Not only that, but the Annunciation marks a break with her cultural history. Throughout the Jewish tradition, miraculous births were typically given to the barren not the virginal. Her pregnancy bore more similarities to the Greco-Roman myths that gave rise to the divinity of caesars. Further, if the circumstances of her coming child were made known, it would be seen as a fundamental affront to the Roman Empire and her unborn baby, a subversive rival king from a lesser, contentious people.

And, it's not like the angel gives her any choice in the matter. Rather, she has been chosen for this "favor." So, she accepts in the most unenthusiastic manner possible, passively offering herself as a servant, saying "let it be with me according to your word." Finally, the angel, having secured her acquiescence, disappears.

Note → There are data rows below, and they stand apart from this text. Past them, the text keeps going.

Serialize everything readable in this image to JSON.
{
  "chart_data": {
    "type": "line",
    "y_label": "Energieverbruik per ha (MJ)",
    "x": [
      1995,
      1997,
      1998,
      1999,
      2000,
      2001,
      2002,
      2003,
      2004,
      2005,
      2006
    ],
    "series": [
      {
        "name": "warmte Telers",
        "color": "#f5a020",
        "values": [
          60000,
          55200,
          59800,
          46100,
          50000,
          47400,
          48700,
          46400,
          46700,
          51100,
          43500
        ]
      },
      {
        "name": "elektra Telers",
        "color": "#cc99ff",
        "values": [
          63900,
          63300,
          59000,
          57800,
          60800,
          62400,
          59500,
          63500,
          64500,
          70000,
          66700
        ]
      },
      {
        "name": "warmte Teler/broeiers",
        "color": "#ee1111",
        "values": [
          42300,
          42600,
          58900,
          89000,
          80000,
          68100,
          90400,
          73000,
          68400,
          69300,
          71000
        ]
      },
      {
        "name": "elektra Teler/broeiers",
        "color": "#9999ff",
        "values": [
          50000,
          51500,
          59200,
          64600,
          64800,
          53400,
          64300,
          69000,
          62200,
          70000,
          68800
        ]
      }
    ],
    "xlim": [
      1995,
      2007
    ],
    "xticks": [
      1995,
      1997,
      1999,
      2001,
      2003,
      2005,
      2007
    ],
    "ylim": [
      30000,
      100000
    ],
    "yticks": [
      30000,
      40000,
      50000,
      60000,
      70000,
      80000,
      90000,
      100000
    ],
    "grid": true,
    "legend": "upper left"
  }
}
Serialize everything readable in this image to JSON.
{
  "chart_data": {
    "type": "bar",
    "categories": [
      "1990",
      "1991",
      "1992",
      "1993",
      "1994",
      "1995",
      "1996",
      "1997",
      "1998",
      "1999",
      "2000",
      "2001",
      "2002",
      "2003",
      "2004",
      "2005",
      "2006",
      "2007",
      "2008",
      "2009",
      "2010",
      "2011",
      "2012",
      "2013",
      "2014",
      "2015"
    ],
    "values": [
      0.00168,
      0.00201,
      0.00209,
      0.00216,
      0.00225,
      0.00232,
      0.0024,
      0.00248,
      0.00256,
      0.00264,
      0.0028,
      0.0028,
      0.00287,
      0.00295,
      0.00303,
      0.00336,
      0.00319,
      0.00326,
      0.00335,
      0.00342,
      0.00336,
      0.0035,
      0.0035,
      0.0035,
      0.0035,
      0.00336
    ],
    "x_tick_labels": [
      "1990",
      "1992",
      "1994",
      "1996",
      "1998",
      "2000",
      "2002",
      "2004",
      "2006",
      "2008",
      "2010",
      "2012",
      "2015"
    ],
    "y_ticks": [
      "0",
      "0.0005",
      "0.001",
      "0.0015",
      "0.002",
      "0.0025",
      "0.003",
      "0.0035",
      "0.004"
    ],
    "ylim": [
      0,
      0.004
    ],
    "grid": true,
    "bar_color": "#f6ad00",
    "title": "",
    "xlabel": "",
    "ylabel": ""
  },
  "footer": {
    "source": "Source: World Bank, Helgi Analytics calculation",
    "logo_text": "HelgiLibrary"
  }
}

And then Mary flees. As fast as she can.

Nothing captures the terror, confusion, and normalcy of an unmarried teenage girl's response to an unplanned, unbelievable pregnancy so much as this running away. And where did she go? To a Judean hill country town to visit her relative Elizabeth, the only other person who could understand what she is going through, the only person who could possibly wait with her as she sorted out the troubling news that she would bear God in her womb. Like Mary, Elizabeth was pregnant with a miraculous child, and like Mary, she was all alone, having gone into seclusion for the first two trimesters of her pregnancy.

So the two meet, both bearing the scandalous news of their pregnancies in isolation, in loneliness: one unconscionably old with a husband recently made mute and, the other, scandalously young and engaged to a fiancé who did not even join her on this hasty trip to the hillside. And there is a relief upon their meeting, like a cleansing exhale that comes when a burden lightens.